Re: [pcre-dev] Processing of invalid UTF-8 characters

Top Page
Delete this message
Author: Philip Hazel
Date:  
To: ND, Herczeg Zoltán, Jean-Christophe Deschamps
CC: Pcre-dev
Subject: Re: [pcre-dev] Processing of invalid UTF-8 characters
On Fri, 11 Feb 2011, ND wrote:

>    reparse the input stream by this built-in parser to find invalid UTF-8  
> characters;


I am still considering whether PCRE could return the offset of the bad
character for PCRE_ERROR_BADUTF8, but even if it did, it would return
only the first such character (because it stops as soon as it finds
one).

> > I think it would penalize the normal running of PCRE too much.
> I wrote that this behaviour may be OPTIONAL.

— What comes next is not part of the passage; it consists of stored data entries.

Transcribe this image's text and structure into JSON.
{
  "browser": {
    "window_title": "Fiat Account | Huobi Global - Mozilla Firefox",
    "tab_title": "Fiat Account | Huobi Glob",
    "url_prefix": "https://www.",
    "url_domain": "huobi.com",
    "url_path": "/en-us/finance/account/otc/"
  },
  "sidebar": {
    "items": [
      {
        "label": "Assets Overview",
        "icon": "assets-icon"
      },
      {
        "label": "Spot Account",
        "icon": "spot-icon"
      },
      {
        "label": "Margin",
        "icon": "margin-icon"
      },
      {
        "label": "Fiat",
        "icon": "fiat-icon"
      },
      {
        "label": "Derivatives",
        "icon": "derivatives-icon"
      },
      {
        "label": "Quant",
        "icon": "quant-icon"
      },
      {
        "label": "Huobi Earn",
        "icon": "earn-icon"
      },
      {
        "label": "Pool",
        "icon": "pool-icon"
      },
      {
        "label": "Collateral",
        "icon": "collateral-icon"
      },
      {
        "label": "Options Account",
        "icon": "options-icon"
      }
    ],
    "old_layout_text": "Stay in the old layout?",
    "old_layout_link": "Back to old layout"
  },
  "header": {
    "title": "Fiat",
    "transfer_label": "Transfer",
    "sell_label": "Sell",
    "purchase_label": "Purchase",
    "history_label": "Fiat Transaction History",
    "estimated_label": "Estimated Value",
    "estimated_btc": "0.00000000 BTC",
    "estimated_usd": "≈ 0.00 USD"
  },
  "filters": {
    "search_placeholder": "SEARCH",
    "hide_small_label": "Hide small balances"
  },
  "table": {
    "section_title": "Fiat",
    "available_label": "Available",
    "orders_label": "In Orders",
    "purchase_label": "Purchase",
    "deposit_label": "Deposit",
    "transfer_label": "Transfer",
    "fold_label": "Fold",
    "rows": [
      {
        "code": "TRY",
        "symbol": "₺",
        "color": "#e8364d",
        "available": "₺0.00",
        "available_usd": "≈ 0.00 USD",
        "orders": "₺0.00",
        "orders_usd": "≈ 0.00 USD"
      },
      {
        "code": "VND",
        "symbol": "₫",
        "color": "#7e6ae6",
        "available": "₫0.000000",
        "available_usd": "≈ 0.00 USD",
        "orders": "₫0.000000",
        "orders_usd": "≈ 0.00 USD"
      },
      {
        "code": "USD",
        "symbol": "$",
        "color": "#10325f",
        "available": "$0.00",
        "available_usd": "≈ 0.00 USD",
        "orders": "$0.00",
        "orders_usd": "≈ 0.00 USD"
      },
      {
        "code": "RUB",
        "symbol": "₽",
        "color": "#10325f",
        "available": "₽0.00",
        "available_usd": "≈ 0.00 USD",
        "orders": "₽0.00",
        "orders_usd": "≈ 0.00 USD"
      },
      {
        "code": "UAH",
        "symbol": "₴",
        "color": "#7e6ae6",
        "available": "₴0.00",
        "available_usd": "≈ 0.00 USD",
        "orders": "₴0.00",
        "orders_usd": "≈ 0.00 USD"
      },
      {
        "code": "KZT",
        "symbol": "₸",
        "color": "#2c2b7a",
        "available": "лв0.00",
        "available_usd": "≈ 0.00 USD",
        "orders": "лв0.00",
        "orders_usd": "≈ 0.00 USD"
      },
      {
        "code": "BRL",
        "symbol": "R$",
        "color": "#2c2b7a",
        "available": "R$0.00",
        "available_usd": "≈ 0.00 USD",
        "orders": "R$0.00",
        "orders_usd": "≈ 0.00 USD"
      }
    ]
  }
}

If it is optional at runtime, then the option has to be tested *for
every character loaded*, which is too much. This could be avoided by
making it optional build time (by changing the macros, as suggested by
Zoltán below).

On Fri, 11 Feb 2011, Herczeg Zoltán wrote:

> Anyway, PCRE have macros in pcre_internal.h:
>
> GETCHAR(c, eptr) GETCHARTEST(c, eptr) GETCHARINC(c, eptr)
> GETCHARINCTEST(c, eptr) GETCHARLEN(c, eptr, len)
> GETCHARLENTEST(c, eptr, len) BACKCHAR(eptr)
>
> You can redefine them to fit for your purposes including handling illegal characters.


Yes, indeed.

On Fri, 11 Feb 2011, Jean-Christophe Deschamps wrote:

> I wouldn't like to see valuable time and energy of benevolent PCRE devs
> wasted to have PCRE able to process random binary data. If you need
> that, I'm sure you can write such a module yourself.


A general "check and clean this data" application could be useful in
many situations, and that is another reason why it should not be part of
PCRE. Thanks for adding weight to my arguments!

Philip

--
Philip Hazel